There exists [he says] a faculty in the human mind which is immensely superior to all those which are grafted or engendered in us. By means of it we can attain to union with superior intelligences, finding ourselves raised above the scenes of this earthly life, and partaking of the higher existence and superhuman powers of the inhabitants of the celestial spheres. By this faculty we find ourselves finally liberated from the dominion of Destiny [Karman], and we become, so to say, arbiters of our own fate. For when the most excellent part of us finds itself filled with energy, and when our soul is lifted up towards essences higher than science, it can separate itself from the conditions which hold it in bondage to every-day life; it exchanges its ordinary existence for another one, and renounces the conventional habits which belong to the external order of things, to give itself up to, and mix itself with, another order of things which reigns in that most elevated state of existence . . . (Iamblichus, De mysteriis, VIII, 6 and 7. )

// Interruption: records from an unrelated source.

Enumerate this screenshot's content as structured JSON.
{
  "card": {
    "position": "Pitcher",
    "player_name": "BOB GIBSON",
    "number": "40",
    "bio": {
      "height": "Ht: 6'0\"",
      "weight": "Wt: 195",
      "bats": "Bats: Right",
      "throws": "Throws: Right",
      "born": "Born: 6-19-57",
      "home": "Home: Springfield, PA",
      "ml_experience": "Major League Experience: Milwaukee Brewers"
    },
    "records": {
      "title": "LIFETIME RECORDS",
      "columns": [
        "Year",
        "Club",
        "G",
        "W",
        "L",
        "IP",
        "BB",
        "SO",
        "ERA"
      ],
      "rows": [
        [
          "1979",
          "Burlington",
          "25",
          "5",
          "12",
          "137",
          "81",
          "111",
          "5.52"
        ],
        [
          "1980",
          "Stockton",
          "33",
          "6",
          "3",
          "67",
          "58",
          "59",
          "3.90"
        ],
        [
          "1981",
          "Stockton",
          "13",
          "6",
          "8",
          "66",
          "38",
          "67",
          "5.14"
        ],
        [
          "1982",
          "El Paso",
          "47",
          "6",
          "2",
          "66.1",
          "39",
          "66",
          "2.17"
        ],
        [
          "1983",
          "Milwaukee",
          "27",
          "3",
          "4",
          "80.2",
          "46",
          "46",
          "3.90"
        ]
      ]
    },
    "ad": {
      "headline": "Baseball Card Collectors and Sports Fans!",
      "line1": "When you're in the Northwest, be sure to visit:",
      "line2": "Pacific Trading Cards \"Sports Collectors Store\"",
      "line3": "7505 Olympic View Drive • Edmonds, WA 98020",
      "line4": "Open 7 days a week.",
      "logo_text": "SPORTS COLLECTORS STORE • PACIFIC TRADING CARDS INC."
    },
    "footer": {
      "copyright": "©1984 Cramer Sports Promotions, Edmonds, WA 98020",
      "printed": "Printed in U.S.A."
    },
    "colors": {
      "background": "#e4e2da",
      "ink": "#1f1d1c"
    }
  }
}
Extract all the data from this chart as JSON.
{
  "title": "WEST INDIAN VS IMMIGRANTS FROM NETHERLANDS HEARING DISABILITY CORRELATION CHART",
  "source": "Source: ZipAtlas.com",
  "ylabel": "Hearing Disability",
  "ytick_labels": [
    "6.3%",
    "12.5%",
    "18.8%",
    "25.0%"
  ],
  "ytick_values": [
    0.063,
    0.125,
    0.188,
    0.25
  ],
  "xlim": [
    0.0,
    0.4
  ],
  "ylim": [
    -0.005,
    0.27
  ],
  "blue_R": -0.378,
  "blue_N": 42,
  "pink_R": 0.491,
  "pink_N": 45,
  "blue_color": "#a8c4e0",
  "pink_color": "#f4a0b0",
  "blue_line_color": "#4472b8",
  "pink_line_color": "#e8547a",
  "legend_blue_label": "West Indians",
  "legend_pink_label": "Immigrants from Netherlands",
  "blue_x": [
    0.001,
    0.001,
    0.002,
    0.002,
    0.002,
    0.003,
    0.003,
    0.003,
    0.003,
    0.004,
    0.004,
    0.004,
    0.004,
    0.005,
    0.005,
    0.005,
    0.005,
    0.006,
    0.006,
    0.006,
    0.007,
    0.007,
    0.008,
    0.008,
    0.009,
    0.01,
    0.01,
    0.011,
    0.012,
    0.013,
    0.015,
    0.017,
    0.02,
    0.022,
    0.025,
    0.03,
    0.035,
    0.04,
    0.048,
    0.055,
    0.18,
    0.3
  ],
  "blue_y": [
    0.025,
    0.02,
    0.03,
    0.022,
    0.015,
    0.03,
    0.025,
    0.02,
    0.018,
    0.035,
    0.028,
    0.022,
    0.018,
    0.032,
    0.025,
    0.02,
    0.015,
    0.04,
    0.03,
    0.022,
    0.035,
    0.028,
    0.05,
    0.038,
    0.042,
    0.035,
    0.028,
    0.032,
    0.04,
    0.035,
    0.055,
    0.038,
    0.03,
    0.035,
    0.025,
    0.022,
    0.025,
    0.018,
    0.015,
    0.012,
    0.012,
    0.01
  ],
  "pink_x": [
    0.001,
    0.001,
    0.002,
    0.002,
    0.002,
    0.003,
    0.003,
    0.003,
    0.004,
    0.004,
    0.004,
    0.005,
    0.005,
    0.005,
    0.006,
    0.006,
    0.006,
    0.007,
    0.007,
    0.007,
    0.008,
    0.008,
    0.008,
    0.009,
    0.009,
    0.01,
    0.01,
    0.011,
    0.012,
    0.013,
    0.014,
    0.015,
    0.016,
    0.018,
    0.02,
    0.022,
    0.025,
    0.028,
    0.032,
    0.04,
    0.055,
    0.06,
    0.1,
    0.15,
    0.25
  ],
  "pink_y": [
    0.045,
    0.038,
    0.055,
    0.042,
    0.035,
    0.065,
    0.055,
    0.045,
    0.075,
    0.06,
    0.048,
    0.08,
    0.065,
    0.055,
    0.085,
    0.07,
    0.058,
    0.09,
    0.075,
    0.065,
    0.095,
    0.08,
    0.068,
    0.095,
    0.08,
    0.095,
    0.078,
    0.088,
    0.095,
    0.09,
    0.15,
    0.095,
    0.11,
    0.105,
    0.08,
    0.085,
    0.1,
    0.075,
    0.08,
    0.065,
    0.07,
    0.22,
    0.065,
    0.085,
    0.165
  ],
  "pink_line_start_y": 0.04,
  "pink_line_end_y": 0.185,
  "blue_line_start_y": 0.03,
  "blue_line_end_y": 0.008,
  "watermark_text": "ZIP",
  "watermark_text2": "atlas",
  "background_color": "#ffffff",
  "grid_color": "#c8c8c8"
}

Plato expressed the same idea in a couple of lines:
The light and spirit of the Divinity are the wings of the soul. They raise it to communion with the gods, above this earth, with which the spirit of man is too ready to soil itself . . . To become like the gods, is to become holy, just and wise. That is the end for which man was created, and that ought to be his aim in the acquisition of knowledge.*
This is true Theosophy, inner Theosophy, that of the soul. But, followed with a selfish aim, Theosophy changes its nature and becomes demonosophy. That is why Oriental Wisdom teaches us that the Hindu Yogi who isolates himself in an impenetrable forest, like the Christian hermit who, as was common in former times, retires to the desert, are both of them but accomplished egoists. The one acts with the sole idea of finding in the One essence of Nirvâna refuge against reincarnation; the other acts with the unique idea of saving his soul—both of them think only of themselves. Their motive is altogether personal; for, even supposing they attain their end, are they not like cowardly soldiers, who desert the regiment when it goes into action, in order to protect themselves from the bullets? In isolating themselves as they do, neither the Yogi nor the “saint” helps anyone but himself; on the contrary, both show themselves profoundly indifferent to the fate of mankind whom they fly from and desert.